SuesquatchRN, BSN, RN
10,263 Posts
Hi everyone I have my first "real" patient and I am working on my nursing diagnosis. I need 3. Here is what I have, I know it's a little "rookie", but like I said, my very first one. My patient is a 30 yr w f who came to the ER with c/o N/V/D (4-5 loose, watery stools a day), lower left ab pain constant rated at 7-8, no fever, no bloody stools. She has admitting diagnosis of Enteritis. Here are my 3 :Chronic pain possibly r/t inflammation of intestines aeb pt states "my stomach hurts right here" pointing to lower left abdomin.Diarrhea r/t inflammation of bowel aeb (okay here I am having trouble - would it be aeb watery stools, or CT scan showing inflammation? or either?)Next problem here - Impaired nutrition r/t vomiting ~or~ Nutrition deficit r/t vomiting......then how do I finish that? Do I say aeb throwing up? I know that can't be right, but what should it be. Her s & s is vomiting.I am clueless right now. Any help or suggestions will be greatly appreciated!!!! Thanks!!!!!

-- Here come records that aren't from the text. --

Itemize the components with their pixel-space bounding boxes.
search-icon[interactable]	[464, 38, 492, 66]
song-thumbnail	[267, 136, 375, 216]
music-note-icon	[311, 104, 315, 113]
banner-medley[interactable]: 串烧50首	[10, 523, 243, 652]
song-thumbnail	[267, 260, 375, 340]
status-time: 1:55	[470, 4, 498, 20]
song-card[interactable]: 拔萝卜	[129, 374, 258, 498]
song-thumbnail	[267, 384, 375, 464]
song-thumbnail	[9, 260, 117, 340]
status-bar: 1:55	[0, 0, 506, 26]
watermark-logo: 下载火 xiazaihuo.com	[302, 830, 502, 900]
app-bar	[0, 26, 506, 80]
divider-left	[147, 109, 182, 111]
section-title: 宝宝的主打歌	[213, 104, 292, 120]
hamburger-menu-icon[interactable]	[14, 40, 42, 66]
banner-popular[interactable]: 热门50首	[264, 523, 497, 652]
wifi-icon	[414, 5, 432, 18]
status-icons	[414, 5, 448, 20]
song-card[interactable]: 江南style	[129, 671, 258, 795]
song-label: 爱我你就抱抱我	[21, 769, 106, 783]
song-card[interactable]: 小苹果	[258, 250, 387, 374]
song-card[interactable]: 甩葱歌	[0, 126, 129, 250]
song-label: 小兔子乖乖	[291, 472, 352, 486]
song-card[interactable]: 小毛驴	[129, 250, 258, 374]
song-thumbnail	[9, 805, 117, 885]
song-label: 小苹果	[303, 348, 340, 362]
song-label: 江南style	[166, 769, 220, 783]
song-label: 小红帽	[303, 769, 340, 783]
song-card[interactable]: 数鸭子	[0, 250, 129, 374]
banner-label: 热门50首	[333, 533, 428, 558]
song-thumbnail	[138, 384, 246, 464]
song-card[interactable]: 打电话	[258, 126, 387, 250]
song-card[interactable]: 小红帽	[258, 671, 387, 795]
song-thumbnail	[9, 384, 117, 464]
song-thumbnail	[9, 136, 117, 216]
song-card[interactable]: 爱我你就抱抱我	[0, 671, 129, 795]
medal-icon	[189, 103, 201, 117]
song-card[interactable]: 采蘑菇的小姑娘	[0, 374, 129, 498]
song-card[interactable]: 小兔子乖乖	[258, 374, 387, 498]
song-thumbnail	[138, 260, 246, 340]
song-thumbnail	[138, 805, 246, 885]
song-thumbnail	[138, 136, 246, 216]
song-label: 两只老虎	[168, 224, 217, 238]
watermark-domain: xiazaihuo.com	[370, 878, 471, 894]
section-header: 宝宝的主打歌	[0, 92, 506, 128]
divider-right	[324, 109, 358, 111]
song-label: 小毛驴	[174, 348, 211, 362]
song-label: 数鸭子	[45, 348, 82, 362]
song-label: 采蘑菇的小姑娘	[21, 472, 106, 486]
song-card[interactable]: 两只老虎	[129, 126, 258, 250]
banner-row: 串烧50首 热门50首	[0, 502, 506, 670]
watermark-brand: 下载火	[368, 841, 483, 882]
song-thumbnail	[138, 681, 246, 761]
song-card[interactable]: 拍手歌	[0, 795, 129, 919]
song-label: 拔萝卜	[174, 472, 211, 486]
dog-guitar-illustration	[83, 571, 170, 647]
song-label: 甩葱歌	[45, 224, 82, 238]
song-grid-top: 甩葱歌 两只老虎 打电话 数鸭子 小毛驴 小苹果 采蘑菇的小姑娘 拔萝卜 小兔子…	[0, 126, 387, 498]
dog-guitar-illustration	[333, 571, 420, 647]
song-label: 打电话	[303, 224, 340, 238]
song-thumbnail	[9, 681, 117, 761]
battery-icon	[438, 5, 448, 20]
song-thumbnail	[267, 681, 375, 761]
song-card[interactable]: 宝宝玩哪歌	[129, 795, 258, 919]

It's acute pain r/t inflammation a/e/b patient rating pain on x on a scal of 0 to 10
Diarrhea isn't a n/d. Alteration in bowel pattern aeb watery frequent stool passage rt inflammatory process
Risk for deficient fluid volume r/t diarrhea
Risk for imbalanced nutrition less than body requirements r/t vomiting and diarrhea
Risk for hyperthermia r/t infectious process
Tweak as you like, or to correct. This is a quickie.
:)
Diarrhea has been an accepted nursing diagnosis in the NANDA taxonomy since 1975. It has researched related factors and defining characteristics.